The hospital will assess children and young people who are admitted with asthma or other respiratory illness and offer Fractional Exhaled Nitric Oxide (FeNO) testing. This will monitor inflammation of the lungs allowing the clinical team to decide on the right treatment. If the cause is smoking related, they will be given advice on how they can be smoke-free with nicotine replacement therapy in addition to being offered post-discharge support.
Ricky Barber, Children’s Unit Manager at The Royal Oldham Hospital said: “We know that having asthma or respiratory illness can be a very scary and upsetting experience for children and young people.
“Through this pilot, we can identify children and young people whose problems may be caused by smoking or living in a smoking household. In those cases, we offer support and advice to avoid this becoming a long-term health issue that can follow that child or young person their whole life.
“Smoking amongst young people is a prominent health inequality within the Oldham area, whether it be through first-hand or second-hand smoke. My colleagues and I are passionate about this important project to tackle a really serious issue.”

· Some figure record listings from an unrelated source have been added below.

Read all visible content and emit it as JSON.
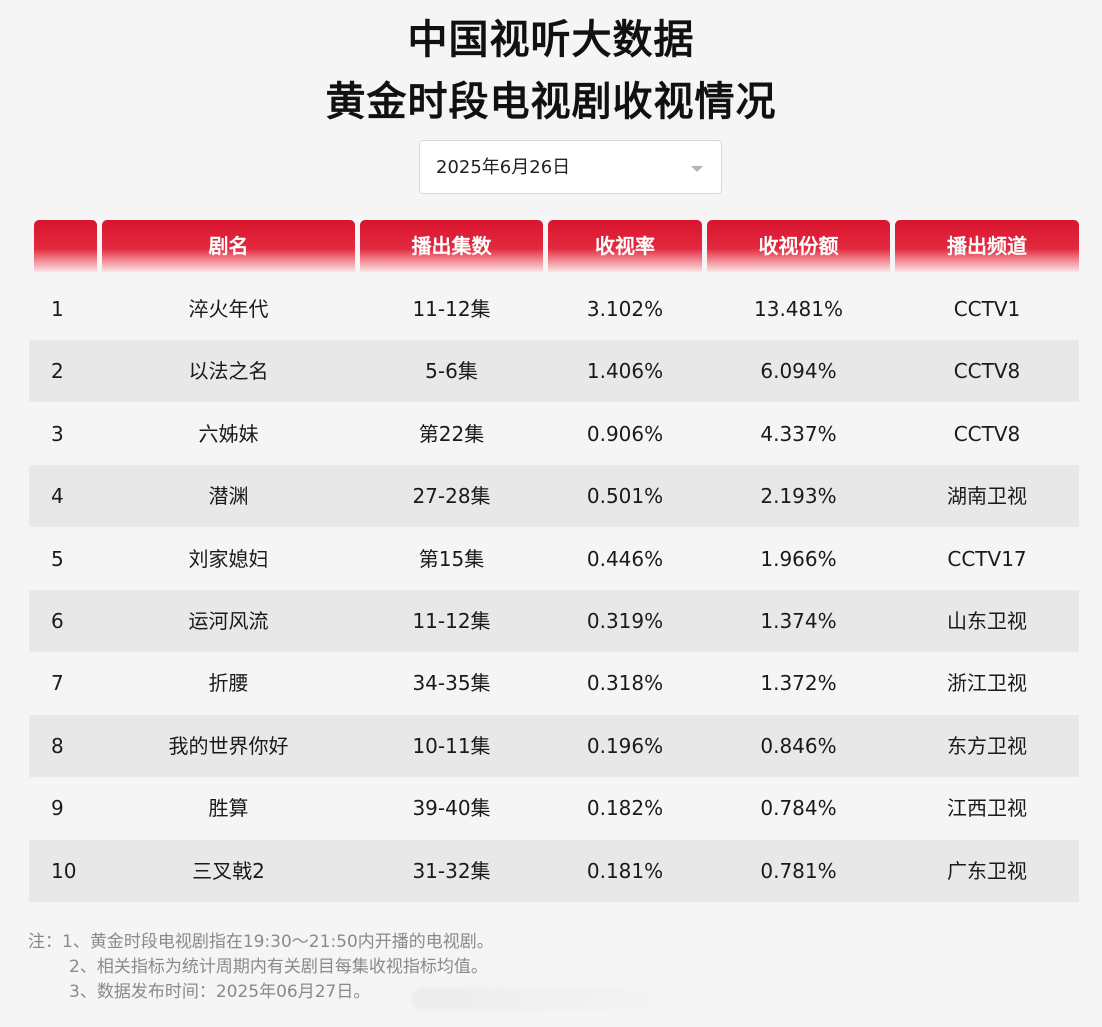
{
  "header": {
    "title_line1": "中国视听大数据",
    "title_line2": "黄金时段电视剧收视情况"
  },
  "date_select": {
    "value": "2025年6月26日",
    "icon": "chevron-down-icon"
  },
  "table": {
    "columns": [
      "",
      "剧名",
      "播出集数",
      "收视率",
      "收视份额",
      "播出频道"
    ],
    "rows": [
      {
        "rank": "1",
        "name": "淬火年代",
        "episodes": "11-12集",
        "rating": "3.102%",
        "share": "13.481%",
        "channel": "CCTV1"
      },
      {
        "rank": "2",
        "name": "以法之名",
        "episodes": "5-6集",
        "rating": "1.406%",
        "share": "6.094%",
        "channel": "CCTV8"
      },
      {
        "rank": "3",
        "name": "六姊妹",
        "episodes": "第22集",
        "rating": "0.906%",
        "share": "4.337%",
        "channel": "CCTV8"
      },
      {
        "rank": "4",
        "name": "潜渊",
        "episodes": "27-28集",
        "rating": "0.501%",
        "share": "2.193%",
        "channel": "湖南卫视"
      },
      {
        "rank": "5",
        "name": "刘家媳妇",
        "episodes": "第15集",
        "rating": "0.446%",
        "share": "1.966%",
        "channel": "CCTV17"
      },
      {
        "rank": "6",
        "name": "运河风流",
        "episodes": "11-12集",
        "rating": "0.319%",
        "share": "1.374%",
        "channel": "山东卫视"
      },
      {
        "rank": "7",
        "name": "折腰",
        "episodes": "34-35集",
        "rating": "0.318%",
        "share": "1.372%",
        "channel": "浙江卫视"
      },
      {
        "rank": "8",
        "name": "我的世界你好",
        "episodes": "10-11集",
        "rating": "0.196%",
        "share": "0.846%",
        "channel": "东方卫视"
      },
      {
        "rank": "9",
        "name": "胜算",
        "episodes": "39-40集",
        "rating": "0.182%",
        "share": "0.784%",
        "channel": "江西卫视"
      },
      {
        "rank": "10",
        "name": "三叉戟2",
        "episodes": "31-32集",
        "rating": "0.181%",
        "share": "0.781%",
        "channel": "广东卫视"
      }
    ]
  },
  "notes": {
    "line1": "注：1、黄金时段电视剧指在19:30～21:50内开播的电视剧。",
    "line2": "2、相关指标为统计周期内有关剧目每集收视指标均值。",
    "line3": "3、数据发布时间：2025年06月27日。"
  },
  "colors": {
    "header_red": "#d9142e",
    "row_shade": "#e8e8e8",
    "background": "#f5f5f5"
  }
}
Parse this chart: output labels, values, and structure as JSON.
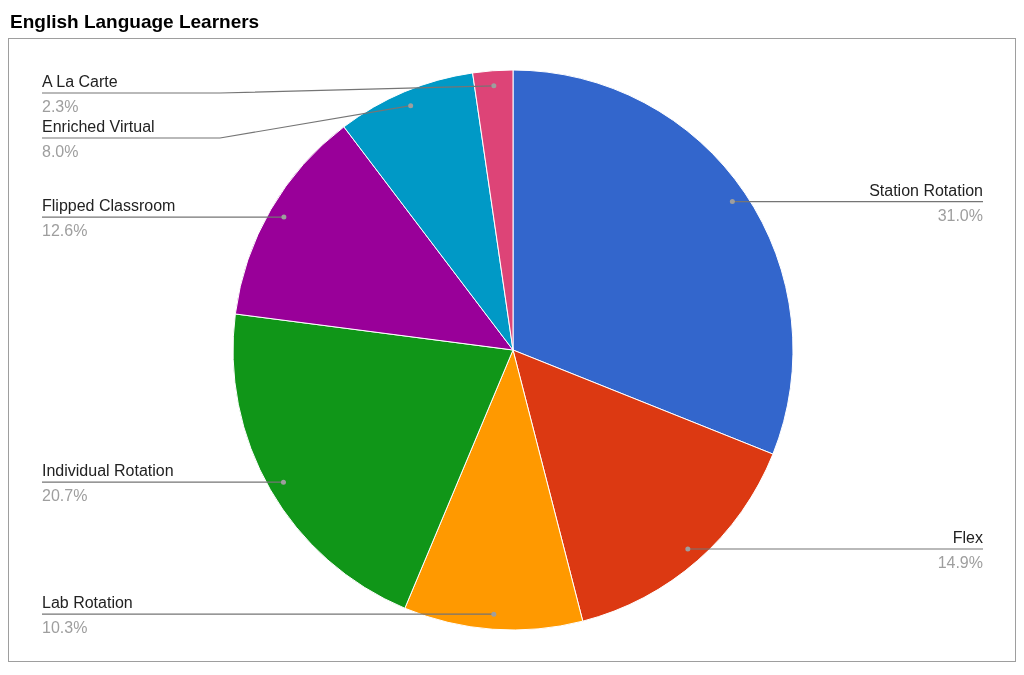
{
  "chart_data": {
    "type": "pie",
    "title": "English Language Learners",
    "categories": [
      "Station Rotation",
      "Flex",
      "Lab Rotation",
      "Individual Rotation",
      "Flipped Classroom",
      "Enriched Virtual",
      "A La Carte"
    ],
    "values": [
      31.0,
      14.9,
      10.3,
      20.7,
      12.6,
      8.0,
      2.3
    ],
    "value_labels": [
      "31.0%",
      "14.9%",
      "10.3%",
      "20.7%",
      "12.6%",
      "8.0%",
      "2.3%"
    ],
    "colors": [
      "#3366cc",
      "#dc3912",
      "#ff9900",
      "#109618",
      "#990099",
      "#0099c6",
      "#dd4477"
    ]
  }
}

The programme aims to address local healthcare inequalities experienced by deprived and other under-served populations. Project teams from across the country are working together with their local communities to identify, address and minimise healthcare inequalities through projects to improve access to the latest health technologies and medicines.
The pilot is part of the wider Innovation for Healthcare Inequalities Programme (InHIP) is a unique collaboration between the Accelerated Access Collaborative (AAC), NHS England’s National Healthcare Inequalities Improvement Programme and the Academic Health Science Network (AHSN) and delivered in partnership with integrated care systems (ICSs).